I can try, but I can't guarantee any actual result
I can't compile IOS apps so I'm just using the JavaScript in that file to make a solution on my computer

Scripter17 commented 3 years ago

So I quickly hacked together a solution

  1. Add the following function to the script:

    function isWebsiteCSSNightMode(){
    // Fixes FXIOS177 (enabling night mode makes websites with night mode CSS into day mode)
    var splitRGB=/rgba?\((\d+), *(\d+), *(\d+)(?:, *(\d+\.?\d*))?\)/g;
    var bodyBG=window.getComputedStyle(document.body).backgroundColor;
    var bodyBGSplit=splitRGB.exec(bodyBG);
    bodyBGSplit.shift();
    if (bodyBGSplit.length==4){
    bodyBGSplit.pop();
    }
    // https://css-tricks.com/using-javascript-to-adjust-saturation-and-brightness-of-rgb-colors/#how-to-find-the-lightness-of-an-rgb-color
    var bodyBGBrightness=(Math.max(...bodyBGSplit)+Math.min(...bodyBGSplit))/2/255;
    return bodyBGBrightness<=0.5;
    }
  2. Put the following at the top of the firefox.NightMode.setEnabled definiton:

    if (isWebsiteCSSNightMode() && enabled){
      return;
    }

Granted, it doesn't work if the body element doesn't explicitly have a style, but it's a start

boek commented 3 years ago

https://www.ajaypalcheema.com/dark-mode-js/

I wonder if this would work 🤔

drgrib commented 3 years ago

This is a problem again. This solution from @Scripter17 was working until a recent update:

if(window.__firefox__){window.__firefox__.NightMode.setEnabled(false);}

Can we get some news on a replacement for this solution?

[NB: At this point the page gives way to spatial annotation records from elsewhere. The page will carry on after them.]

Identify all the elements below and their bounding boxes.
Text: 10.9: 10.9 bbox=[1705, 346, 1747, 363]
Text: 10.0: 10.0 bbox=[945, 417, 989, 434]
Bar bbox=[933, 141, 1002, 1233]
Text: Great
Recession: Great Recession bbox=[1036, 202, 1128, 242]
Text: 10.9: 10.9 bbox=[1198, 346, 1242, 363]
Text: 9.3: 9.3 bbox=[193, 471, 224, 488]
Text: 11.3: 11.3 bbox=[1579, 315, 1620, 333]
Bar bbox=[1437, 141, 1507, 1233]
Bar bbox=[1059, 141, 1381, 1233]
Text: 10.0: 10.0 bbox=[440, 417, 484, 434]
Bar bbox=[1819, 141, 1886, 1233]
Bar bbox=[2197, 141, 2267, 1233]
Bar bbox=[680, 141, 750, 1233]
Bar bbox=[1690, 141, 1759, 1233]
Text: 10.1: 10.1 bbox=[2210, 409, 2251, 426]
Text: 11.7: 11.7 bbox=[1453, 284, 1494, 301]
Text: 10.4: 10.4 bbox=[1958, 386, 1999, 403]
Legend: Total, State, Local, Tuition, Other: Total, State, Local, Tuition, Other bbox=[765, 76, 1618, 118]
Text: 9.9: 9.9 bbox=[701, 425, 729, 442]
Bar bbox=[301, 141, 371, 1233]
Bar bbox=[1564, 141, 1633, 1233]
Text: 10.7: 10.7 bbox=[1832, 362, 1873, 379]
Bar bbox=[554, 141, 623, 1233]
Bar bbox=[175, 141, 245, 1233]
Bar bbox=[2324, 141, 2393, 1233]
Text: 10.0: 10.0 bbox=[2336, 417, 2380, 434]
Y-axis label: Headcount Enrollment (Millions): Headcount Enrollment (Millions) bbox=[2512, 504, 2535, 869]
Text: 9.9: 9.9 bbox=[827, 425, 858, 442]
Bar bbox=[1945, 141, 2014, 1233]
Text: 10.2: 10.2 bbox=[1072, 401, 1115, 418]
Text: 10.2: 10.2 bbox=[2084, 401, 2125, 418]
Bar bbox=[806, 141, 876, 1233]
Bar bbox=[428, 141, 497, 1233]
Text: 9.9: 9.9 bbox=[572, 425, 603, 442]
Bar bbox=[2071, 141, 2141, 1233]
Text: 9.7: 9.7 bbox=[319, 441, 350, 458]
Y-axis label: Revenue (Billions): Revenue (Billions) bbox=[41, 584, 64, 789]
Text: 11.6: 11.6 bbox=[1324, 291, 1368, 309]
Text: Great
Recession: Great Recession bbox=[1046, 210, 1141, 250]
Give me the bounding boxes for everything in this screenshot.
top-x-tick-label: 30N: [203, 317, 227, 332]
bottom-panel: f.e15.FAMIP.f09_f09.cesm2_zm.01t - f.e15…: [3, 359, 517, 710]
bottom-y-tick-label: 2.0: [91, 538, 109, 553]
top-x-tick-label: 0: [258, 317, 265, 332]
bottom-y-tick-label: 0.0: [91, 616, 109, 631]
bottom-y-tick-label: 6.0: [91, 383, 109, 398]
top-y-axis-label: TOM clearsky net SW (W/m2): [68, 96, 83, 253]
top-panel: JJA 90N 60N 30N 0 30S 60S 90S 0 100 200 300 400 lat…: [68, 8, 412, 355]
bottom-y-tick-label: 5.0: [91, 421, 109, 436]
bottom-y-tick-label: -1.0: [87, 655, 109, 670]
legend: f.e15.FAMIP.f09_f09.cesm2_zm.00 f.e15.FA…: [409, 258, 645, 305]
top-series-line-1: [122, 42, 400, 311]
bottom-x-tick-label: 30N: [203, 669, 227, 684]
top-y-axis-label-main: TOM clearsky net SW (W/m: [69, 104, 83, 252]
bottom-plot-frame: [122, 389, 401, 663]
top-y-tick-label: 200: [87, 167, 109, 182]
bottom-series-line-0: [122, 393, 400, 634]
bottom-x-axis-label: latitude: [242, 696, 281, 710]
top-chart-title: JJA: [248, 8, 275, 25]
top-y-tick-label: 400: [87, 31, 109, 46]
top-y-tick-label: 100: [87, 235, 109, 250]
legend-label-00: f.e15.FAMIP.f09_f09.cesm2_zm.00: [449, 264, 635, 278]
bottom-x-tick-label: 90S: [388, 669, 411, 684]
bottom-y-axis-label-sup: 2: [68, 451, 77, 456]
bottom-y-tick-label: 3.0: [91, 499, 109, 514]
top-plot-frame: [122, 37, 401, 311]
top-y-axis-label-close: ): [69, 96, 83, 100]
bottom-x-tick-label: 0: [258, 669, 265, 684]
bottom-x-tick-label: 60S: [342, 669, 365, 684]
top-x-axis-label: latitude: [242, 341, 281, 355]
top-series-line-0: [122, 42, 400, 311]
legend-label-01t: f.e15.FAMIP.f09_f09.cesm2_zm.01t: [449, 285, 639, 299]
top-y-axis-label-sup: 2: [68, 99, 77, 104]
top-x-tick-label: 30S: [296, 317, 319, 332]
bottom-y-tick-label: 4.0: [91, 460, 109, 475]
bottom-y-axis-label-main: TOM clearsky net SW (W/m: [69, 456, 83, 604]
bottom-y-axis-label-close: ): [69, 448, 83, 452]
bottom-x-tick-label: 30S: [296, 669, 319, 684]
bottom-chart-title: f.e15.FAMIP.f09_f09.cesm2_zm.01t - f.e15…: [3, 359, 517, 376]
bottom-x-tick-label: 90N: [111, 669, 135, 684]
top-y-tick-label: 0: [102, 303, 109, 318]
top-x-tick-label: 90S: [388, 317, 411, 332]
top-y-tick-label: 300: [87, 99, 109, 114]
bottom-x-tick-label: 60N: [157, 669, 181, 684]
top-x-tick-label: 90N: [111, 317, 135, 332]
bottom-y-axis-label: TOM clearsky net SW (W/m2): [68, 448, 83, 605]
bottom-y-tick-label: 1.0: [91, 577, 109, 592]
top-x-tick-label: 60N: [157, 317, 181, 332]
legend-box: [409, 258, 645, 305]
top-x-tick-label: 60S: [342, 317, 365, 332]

It is so frustrating that we can't take advantage of sites that have put work into providing a standard dark mode while also protecting from sites that haven't.

elsiehupp commented 3 years ago

I think the most productive thing to do would be to do a pull request, since the maintainers don't really seem to engage with the issue tracker here. (They engage more with the one over at Bugzilla, but I don't know if there's a Bugzilla for Firefox Mobile specifically.)

dnarcese commented 3 years ago

We don’t have any update right now but it is on our radar!

elsiehupp commented 3 years ago

Well, I just did a pull request before I saw your response, so hopefully it's helpful!

camspiers commented 3 years ago

The following is a complete hack and in my opinion this shouldn't have been necessary for a website to do, and is only needed because Firefox mobile is inappropriately inverting colors on websites that are actually designed with a dark scheme (for example as a default), or themselves offer a night/dark mode already.

But, the hack is to remove Firefox mobile's custom style sheet by detecting it has been added:

Array.from(document.querySelectorAll("style")).forEach((sheet) => {
  if (
    sheet.textContent?.includes(
      "-webkit-filter: hue-rotate(180deg) invert(100%) !important;"
    )
  ) {
    sheet.parentNode?.removeChild(sheet);
  }
});

Again, this is a complete hack and it would be much better if there was a nicer way to disable Firefox's customizations for example by communicating to the browser that the app or website in question is already in dark mode or is designed to be a dark scheme.

My recommendation is for Firefox mobile to remove this automated CSS overriding feature completely, and instead inform the website using the prefers-color-scheme feature, and rely on the website to appropriately style accordingly:

https://developer.mozilla.org/en-US/docs/Web/CSS/@media/prefers-color-scheme

As a worstcase fallback a "Force night mode" option could apply the current "Night mode"'s CSS overrides.